The limitation clause goes on to state that in assessing the reasonableness and justifiability of the limitation, all relevant factors must be considered. The factors listed in S36(1)(a)-(e) aid in this analysis and include the nature of the right which is being limited, the importance of the purpose of the limitation, the nature and extent of the limitation, the relationship between the limitation and the purpose of the limitation, and whether there are less restrictive means to achieve the same purpose.
It is through the application of the above mentioned factors that the courts come closer to determining whether a limitation is constitutionally compliant. In applying these factors to the national lockdown, a court would start by considering the nature of the limited rights, namely freedom of movement and freedom of association. In a newly founded democracy, the ability to move freely and associate without restriction is extremely important. It is a cornerstone of the constitutional dispensation and signifies a clear break from the segregation which characterised the past. The purpose of the limitations on these rights is to curtail the spread of COVID-19, a highly infectious disease. The importance of this purpose is significant; it aims to preserve life and further the wellbeing of all persons, especially those who are already vulnerable. The limitation requires persons to stay within their residences unless they are required to leave to provide an essential service or to acquire essential goods or services. The effects are extensive insofar as they prevent persons from leaving their residences at will, however this limitation does not extend to preventing persons from leaving for the purposes of acquiring food, healthcare services or social grants. The relationship between the limitation and its purpose is apparent; the limitation seeks to restrict movement and the purpose of this limitation is to prevent the spread of the COVID-19 virus between persons. Whether there is a less restrictive means by which to achieve the purpose is not clear, however if regard is had to the infection rates in other countries prior to the imposition of a comparable lockdown, it would seem that less restrictive means are not as effective. South Africa adopted less restrictive measures initially by limiting social gatherings and putting in place distancing measures. However, these were not effective in limiting the spread of infection.
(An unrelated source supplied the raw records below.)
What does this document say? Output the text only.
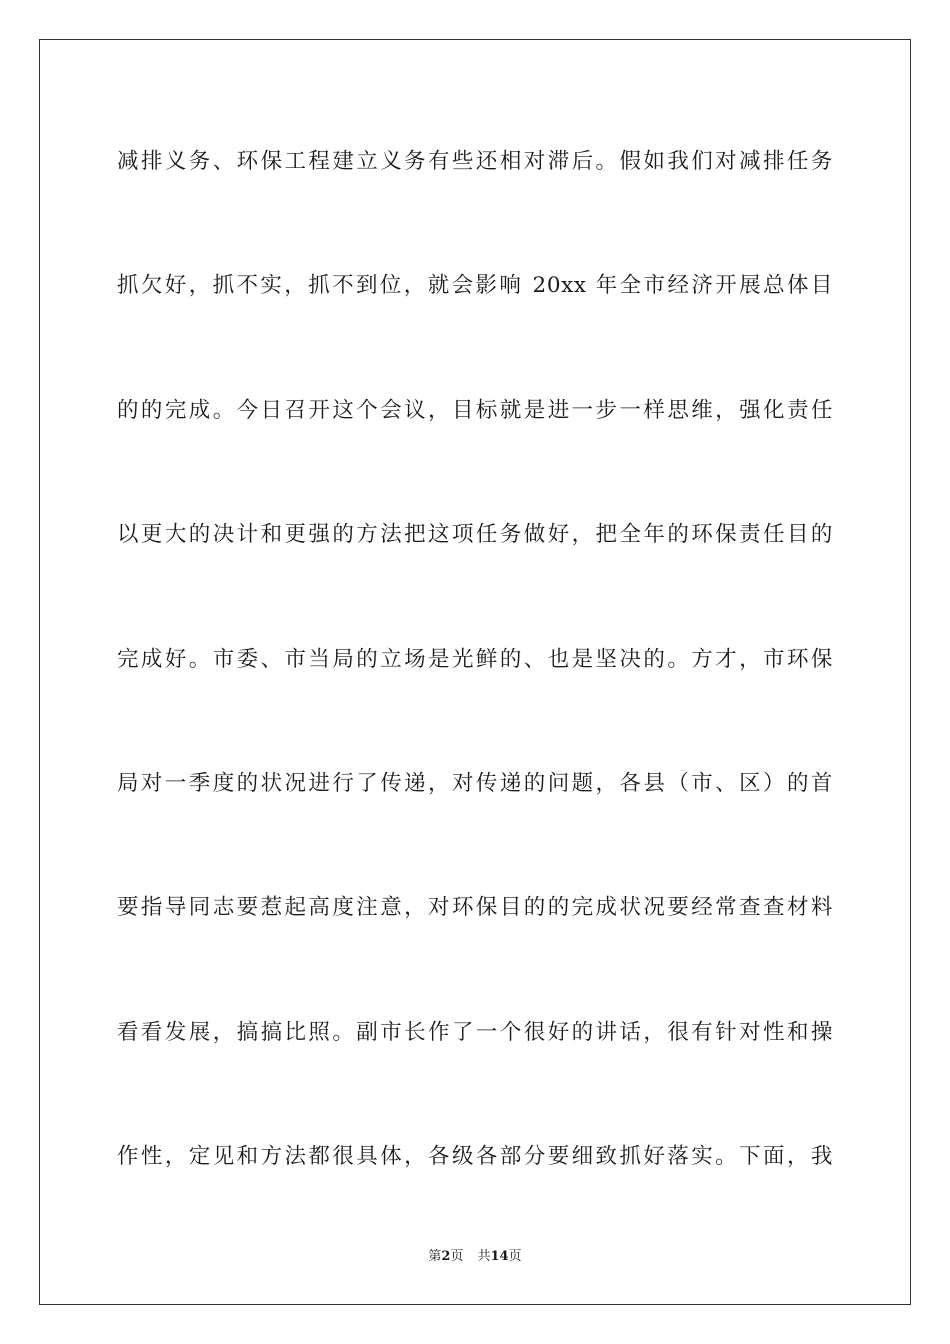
减排义务、环保工程建立义务有些还相对滞后。假如我们对减排任务
抓欠好，抓不实，抓不到位，就会影响 20xx 年全市经济开展总体目
的的完成。今日召开这个会议，目标就是进一步一样思维，强化责任
以更大的决计和更强的方法把这项任务做好，把全年的环保责任目的
完成好。市委、市当局的立场是光鲜的、也是坚决的。方才，市环保
局对一季度的状况进行了传递，对传递的问题，各县（市、区）的首
要指导同志要惹起高度注意，对环保目的的完成状况要经常查查材料
看看发展，搞搞比照。副市长作了一个很好的讲话，很有针对性和操
作性，定见和方法都很具体，各级各部分要细致抓好落实。下面，我
第2页 共14页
As the analysis above shows, the limitations, despite being extensive, are not only reasonable and justifiable considering the prevailing circumstances, but arguably necessary. While challenges to the restrictive measures brought about by the regulations remain possible, it is unlikely that they would succeed. In times such as these, where uncertainty prevails, laws which limit our liberties may be required to preserve life, health and wellbeing. Provided that these limitations pass constitutional muster, particularly with reference to the limitation clause, they should not be regarded as a violation of our fundamental rights but should instead be perceived as a temporary measure necessitated by exceptional circumstances.
* IM Rautenbach: 2014. Proportionality and the limitation clauses of the South African Bill of Rights. Potchefstroomse Elektroniese Regsblad (17)6: 2251.